Pierre TaixPierre Taïx, of Château la Mauriane, an intelligent winemaker who is proud to be outside the vast majority that use one or other of the top five oenology consultancies of Bordeaux, talked about the aromatic definition, after we remarked that we’d found a lot of wines rather unremarkable in their flavour intensity, however ripe and velvety they felt. Pierre told us that it is important to understand that one of Merlot’s parents is Sauvignon Blanc, and that, like Sauvignon, a lot of Merlot’s flavours are in the form of thiols, which give the fine blackcurrant aromas, and which can all too easily be burned off.  ‘This was a very solar year – ten days over 40° – so there was a need to preserve fruit in the vinification – and not use too much new wood either, as the high alcohol of the vintage extracts more of the wood tannins’. Pierre is also convinced that the organic way of working, working the soil with a plough – has significantly increased the water retention of his land, which has made a big difference to his vines on the plateau. We tasted the three cuvées that make up his 2015 La Mauriane – the Merlot from the plateau, rich and round, the Merlot from the hillside, significantly fresher, but with even more vigour and volume as well, and the Cabernet Franc, which is just sublime – perfectly ripe and supple with brilliant aromatic definition. The blend, it should be mentioned, is better than all three.
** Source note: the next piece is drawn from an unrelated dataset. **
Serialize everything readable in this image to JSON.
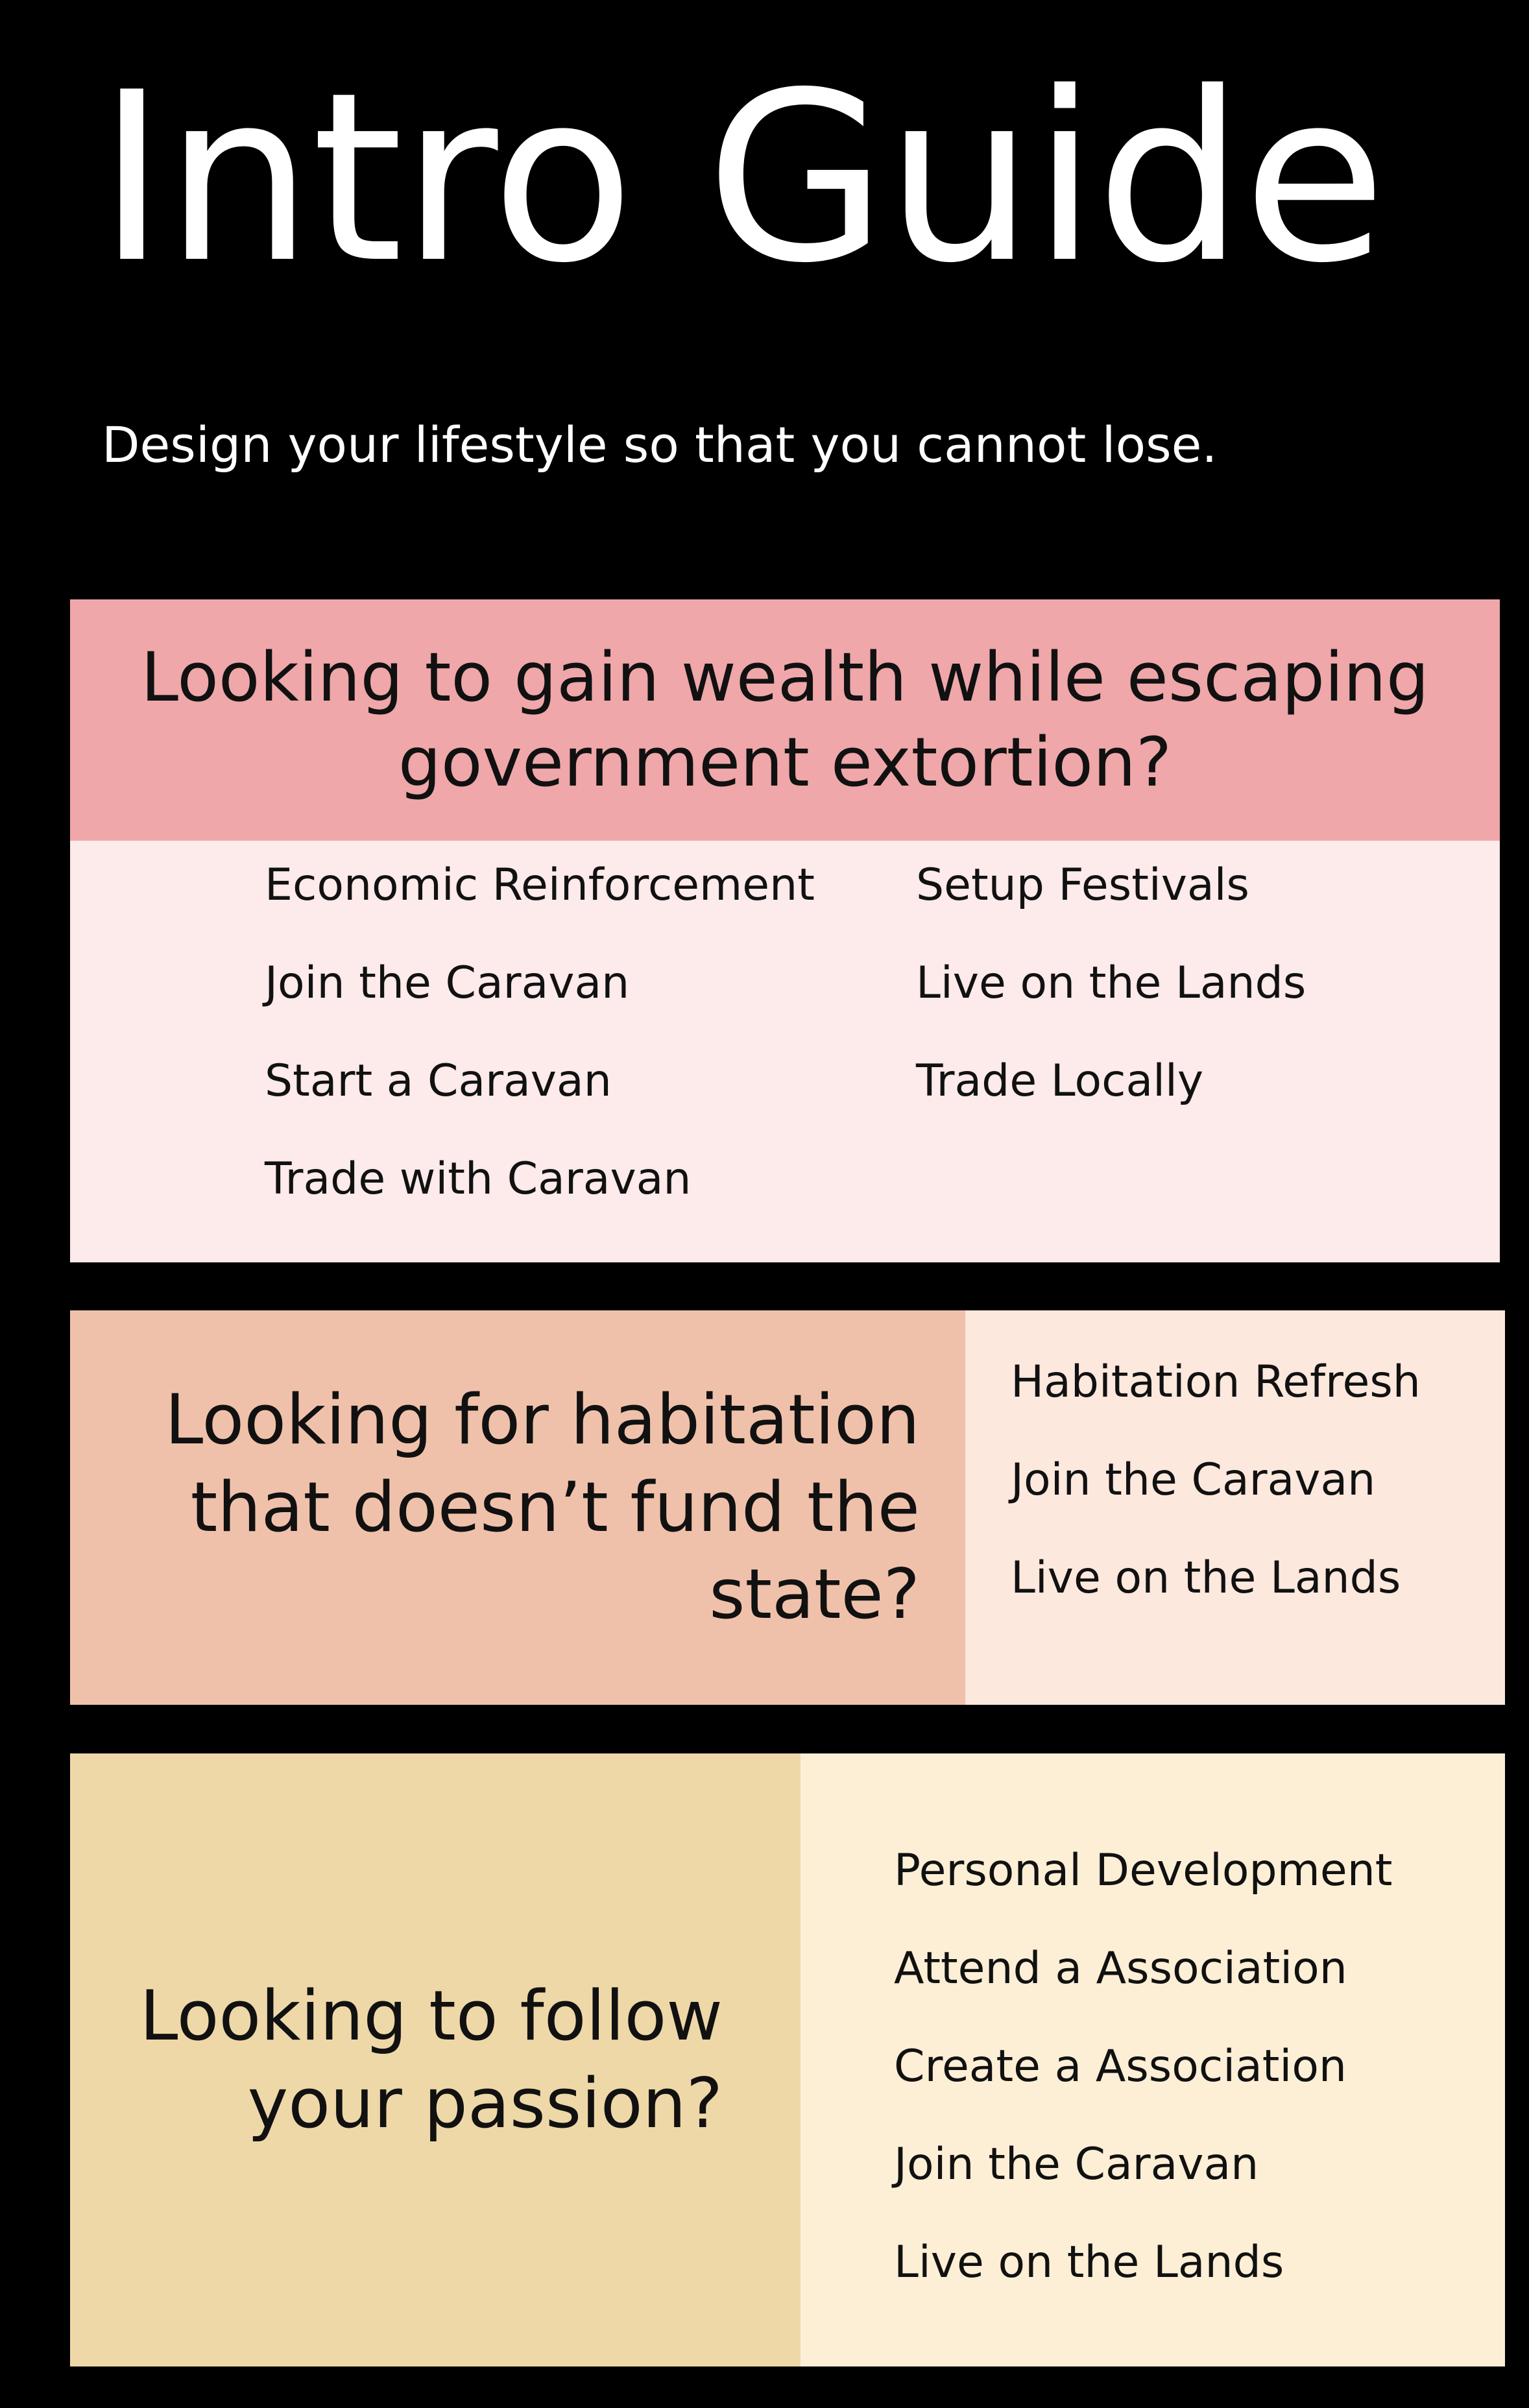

Some all-Merlot wines, especially on the plateau, do seem to have been affected by the hot and dry weather of June and July to the point where some of the fresher flavours have been lost. The vines on hillsides have generally fared better, and properties with significant Cabernet Franc or Cabernet Sauvignon plantings have had a clear advantage (VCC, Figeac, Ausone, Cheval Blanc etc). We rather lost count of how many times we were told that a property either had increased, or was about to increase, plantings of Cabernets as a reaction to global warming.

The final thing about the right bank which seemed to us to be interesting this year is that the potential for quality was very homogeneously spread. Cheval Blanc put 90% of it’s production into the Grand Vin, because there were no plots that had performed significantly better than others. So it may be a year in which what are normally regarded as the very greatest terroirs do not have a clear advantage over their slightly less well-favoured neighbours – in places like the slightly higher and cooler Castillon – or even just the slightly lesser-known names in Saint Emilion, as long as they picked on time and did not succumb to over-enthusiastic extraction.

This could well be a year, if you like quite big ripe right bank wines, to fill your boots at the bargain end of the scale.

We particularly recommend La Mauriane and Montlandrie (well, actually all the Denis Durantou ‘lesser wines’) and we rather loved La Clotte from the Vauthiers at Ausone, not to mention both the wines at Figeac (another high-Cabernet property) but there are lots of others, depending on their release price, that may find their way onto our list of Recommended Right Bank Wines in the 2015 vintage.